Being known as the best-paid presenter in RTÉ, with his 2021 salary listed as €440,000, also comes with a certain level of high expectations.
One slight misstep on his TV or radio show brings an instant onslaught of negative comments.
As a TV personality, being instantly recognisable for the best part of nearly 20 years in a country as small as Ireland comes with some downsides.
Last year he was verbally abused by two men as he walked with his family in Dún Laoghaire. On a separate occasion a group of schoolchildren filmed him shouting abuse.
He told the Sunday Independent moving away from the spotlight of TV would come as a relief. “Once you are off the TV, you are off the radar and you become – I hope – this loveable relic,” said Tubridy.
A father of two adult daughters, that pressure also extends to his inner circle.
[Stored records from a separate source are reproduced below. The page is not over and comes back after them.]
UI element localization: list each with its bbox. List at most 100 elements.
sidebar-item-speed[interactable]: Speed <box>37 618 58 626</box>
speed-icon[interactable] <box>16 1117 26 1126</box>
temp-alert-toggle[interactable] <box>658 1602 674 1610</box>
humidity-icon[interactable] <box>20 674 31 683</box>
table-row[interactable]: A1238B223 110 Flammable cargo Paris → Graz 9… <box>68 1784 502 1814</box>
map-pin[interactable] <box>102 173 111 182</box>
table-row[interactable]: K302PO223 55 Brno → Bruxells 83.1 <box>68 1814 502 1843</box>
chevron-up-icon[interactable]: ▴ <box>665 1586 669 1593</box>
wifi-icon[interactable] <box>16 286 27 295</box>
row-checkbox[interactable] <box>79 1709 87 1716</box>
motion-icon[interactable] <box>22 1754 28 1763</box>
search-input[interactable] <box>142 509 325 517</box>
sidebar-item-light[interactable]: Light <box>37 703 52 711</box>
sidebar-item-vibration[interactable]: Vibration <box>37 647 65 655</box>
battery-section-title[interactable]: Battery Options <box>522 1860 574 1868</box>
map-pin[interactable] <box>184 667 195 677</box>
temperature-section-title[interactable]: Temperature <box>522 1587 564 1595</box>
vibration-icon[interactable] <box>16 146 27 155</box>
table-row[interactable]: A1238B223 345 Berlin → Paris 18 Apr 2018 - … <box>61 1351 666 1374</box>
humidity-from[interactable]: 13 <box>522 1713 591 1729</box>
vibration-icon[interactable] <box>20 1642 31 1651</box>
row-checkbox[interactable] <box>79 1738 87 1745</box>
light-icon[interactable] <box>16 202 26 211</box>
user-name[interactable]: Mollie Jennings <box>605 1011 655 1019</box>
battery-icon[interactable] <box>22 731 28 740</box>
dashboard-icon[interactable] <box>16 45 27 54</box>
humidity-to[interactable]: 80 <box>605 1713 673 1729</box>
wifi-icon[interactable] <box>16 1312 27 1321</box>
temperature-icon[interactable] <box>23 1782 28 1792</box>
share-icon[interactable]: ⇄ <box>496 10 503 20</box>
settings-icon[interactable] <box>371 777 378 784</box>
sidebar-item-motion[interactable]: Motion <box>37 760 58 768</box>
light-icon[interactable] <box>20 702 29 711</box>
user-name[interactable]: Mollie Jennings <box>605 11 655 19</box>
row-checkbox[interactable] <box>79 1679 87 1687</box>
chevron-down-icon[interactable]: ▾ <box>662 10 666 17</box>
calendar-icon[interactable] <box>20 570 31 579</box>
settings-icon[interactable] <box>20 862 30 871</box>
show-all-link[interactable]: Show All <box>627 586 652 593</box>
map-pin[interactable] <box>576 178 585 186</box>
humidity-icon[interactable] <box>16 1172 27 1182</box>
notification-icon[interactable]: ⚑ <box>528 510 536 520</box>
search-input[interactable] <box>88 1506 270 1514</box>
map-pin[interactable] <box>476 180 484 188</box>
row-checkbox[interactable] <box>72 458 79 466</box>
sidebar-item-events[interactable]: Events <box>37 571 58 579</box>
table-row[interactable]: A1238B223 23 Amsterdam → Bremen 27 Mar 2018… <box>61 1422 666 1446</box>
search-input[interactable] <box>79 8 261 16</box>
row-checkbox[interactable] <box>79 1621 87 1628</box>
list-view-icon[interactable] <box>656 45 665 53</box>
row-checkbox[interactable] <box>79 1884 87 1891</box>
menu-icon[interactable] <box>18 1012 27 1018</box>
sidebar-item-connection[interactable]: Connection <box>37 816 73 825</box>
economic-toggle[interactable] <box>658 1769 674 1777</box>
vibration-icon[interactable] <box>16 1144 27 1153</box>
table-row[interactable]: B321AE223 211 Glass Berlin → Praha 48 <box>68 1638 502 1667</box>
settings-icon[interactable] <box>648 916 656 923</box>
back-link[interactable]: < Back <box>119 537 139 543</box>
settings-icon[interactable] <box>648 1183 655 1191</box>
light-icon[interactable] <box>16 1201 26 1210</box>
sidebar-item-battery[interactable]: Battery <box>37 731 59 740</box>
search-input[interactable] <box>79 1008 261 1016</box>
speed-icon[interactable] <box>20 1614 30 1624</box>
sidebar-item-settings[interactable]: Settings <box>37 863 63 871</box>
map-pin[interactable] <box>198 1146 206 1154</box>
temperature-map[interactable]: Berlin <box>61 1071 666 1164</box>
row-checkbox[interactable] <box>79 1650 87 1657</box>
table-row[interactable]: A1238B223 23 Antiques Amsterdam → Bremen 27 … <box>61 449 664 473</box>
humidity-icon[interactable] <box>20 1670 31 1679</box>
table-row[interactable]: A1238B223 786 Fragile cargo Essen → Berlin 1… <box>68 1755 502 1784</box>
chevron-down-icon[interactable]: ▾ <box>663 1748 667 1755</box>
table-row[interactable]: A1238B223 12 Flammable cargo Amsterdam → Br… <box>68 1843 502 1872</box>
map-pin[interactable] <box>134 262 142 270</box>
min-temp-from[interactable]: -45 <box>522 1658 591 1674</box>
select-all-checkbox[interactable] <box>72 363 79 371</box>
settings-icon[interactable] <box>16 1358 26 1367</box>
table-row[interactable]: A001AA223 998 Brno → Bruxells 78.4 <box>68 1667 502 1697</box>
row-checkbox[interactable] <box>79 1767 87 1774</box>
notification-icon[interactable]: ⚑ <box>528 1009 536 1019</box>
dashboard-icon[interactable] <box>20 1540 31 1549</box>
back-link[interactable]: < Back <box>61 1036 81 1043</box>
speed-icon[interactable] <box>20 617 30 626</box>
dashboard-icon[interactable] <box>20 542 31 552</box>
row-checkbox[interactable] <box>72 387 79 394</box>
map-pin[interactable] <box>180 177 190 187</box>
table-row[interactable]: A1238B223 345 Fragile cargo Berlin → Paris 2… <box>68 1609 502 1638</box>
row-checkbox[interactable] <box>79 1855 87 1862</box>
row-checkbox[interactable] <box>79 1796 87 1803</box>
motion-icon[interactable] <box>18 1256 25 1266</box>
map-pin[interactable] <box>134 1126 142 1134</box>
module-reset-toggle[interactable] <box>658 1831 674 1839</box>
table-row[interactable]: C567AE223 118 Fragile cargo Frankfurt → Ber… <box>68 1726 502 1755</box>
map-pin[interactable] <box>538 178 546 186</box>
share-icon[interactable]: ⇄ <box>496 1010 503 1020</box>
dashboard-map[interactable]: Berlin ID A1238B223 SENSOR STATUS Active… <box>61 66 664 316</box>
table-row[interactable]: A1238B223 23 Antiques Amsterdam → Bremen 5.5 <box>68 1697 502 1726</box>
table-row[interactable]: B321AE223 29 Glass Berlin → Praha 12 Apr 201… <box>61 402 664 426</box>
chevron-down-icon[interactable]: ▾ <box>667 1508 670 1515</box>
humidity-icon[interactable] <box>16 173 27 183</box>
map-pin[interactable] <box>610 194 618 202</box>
It’s been years since he was publicly linked with anyone romantically and he prefers not to discuss his personal life in media interviews.
“When you’re The Late Late Show presenter, you belong to a lot of people and that means whether it’s on the street or at home or in a pub or a coffee shop or whatever. And that’s part of the joys of it, when you’re the guy,” he said.
Ryan Tubridy and RTÉ Director General, Dee Forbes, who now must begin the search for his successor. Photo: Colin Keegan
“When you’re the family of that person, they didn’t buy into that and it’s always a little trickier for them.”
He will front his final Late Late Show on Friday, May 26, the same weekend that will see him turn 50.
“There’s probably something in that. So I will never present the LLS in my 50s. To go back to the party metaphor, I’ve always believed go to the party a little early and get out a little early,” he told Claire Byrne.
For a career that began when Tubridy was the tender age of 16, as a book reviewer on children’s show Scratch Saturday, he has nothing left to prove, but there’s little doubt he has plenty more ambition in him for fresh challenges.
As he said himself, he’s “done as much as I can with the show.”
Reacting to the news, Tubridy’s predecessor Pat Kenny spoke about the “repetition” that can set in when anchoring the slot.
And just like Gaybo, Tubridy is probably keen to get his weekends back after 14 years of intense, live TV as he enters a new chapter in his life.
“I could give you 50 reasons why I’m leaving. But the one I can give you, that is the most prosaic and the most soulful is, you know when you know. And I know in my heart and it’s time,” he said.